CG: What do you think is most “misunderstood” about postpartum mood disorders? What preconceptions would you like to correct?
TT: There are three main misconceptions I encounter:
1. Once crazy, always crazy: Once a person has a psychotic break, they are forever tainted by the experience. In fact, psychotic breaks are more common than we think, and can be caused by a variety of factors.
2. The mind is “gone”—that the person is “absent” during a psychotic break. We treat people roughly when they’re having a psychotic break, as if they don’t register what they’re experiencing. Whereas these women are often traumatized by how they are treated during PPP.
3. “It cannot happen to me.” There is a misconception that this illness only happens to “other” people—women who already have problems like drug addiction, poverty, abuse, and existing mental illness. People do not understand, or perhaps believe, that it really can be random and happen to any pregnant or postpartum woman.
CG: One of the most intriguing parts of your book to me was the warning to women who might have postpartum OCD; in fact, I use that warning to begin this novel. As a writer with a very overactive imagination (and one who experienced “intrusive” thoughts postpartum) it occurred to me that this might leave a woman very vulnerable to influences. Can you tell me any more of what you’ve learned about this element of postpartum mood disorder?

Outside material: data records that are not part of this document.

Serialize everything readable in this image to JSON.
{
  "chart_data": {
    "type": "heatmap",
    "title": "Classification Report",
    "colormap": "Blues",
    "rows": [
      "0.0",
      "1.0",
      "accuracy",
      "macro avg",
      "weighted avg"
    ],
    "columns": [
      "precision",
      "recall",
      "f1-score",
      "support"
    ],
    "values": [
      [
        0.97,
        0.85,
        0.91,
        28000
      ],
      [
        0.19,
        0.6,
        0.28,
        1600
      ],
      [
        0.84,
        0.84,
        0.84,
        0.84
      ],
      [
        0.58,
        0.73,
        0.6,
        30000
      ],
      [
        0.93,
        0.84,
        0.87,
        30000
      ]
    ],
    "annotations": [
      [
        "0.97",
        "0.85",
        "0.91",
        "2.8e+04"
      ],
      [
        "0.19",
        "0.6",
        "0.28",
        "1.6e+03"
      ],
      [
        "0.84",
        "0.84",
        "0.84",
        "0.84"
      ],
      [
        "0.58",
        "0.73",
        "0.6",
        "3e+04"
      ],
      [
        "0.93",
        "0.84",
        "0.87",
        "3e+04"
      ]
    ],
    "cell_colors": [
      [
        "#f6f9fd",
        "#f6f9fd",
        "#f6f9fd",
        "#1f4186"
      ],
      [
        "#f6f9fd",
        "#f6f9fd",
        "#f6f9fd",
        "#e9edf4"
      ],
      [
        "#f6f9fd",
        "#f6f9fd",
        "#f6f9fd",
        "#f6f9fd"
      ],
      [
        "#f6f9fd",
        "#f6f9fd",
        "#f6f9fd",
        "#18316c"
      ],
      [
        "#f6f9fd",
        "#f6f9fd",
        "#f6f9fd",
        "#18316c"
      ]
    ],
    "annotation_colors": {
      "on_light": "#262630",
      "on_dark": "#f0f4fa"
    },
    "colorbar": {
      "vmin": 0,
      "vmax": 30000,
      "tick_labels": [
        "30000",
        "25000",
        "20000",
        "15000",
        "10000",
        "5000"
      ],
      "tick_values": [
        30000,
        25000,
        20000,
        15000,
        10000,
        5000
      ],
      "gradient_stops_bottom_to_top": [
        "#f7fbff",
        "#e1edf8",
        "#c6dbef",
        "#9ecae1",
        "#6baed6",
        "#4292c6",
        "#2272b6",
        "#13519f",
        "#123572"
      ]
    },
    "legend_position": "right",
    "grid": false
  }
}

TT: “A little knowledge is a dangerous thing.” As PMADs become better known, women—and even professionals—may assume that if a woman has OCD symptoms she cannot have PPP. That is incorrect, they can co-occur. Conversely, a woman with OCD may fear she has PPP when she does not—this could increase her risk of suicide. And then, of course, there is the tendency of women with OCD to “borrow” images. That is, they can be highly suggestible so when they are told or read of another woman’s intrusive thoughts about “X” they start having intrusive thoughts about “X” as well.
CG: What advice would you give to a woman who suspects she might be suffering from a postpartum mood disorder? What advice would you give to her family and friends?
TT: Get help. There is no virtue in suffering. You deserve and your family deserves the best possible start to a life together—that cannot happen with a mood disorder in the way. ALL perinatal mood disorders are identifiable, diagnosable, and treatable, and with proper care you will be yourself again.
To family and friends: Care for those you love. Help her get help. Help her help herself. If she cannot help herself, act for her. Do not wait for her to ask.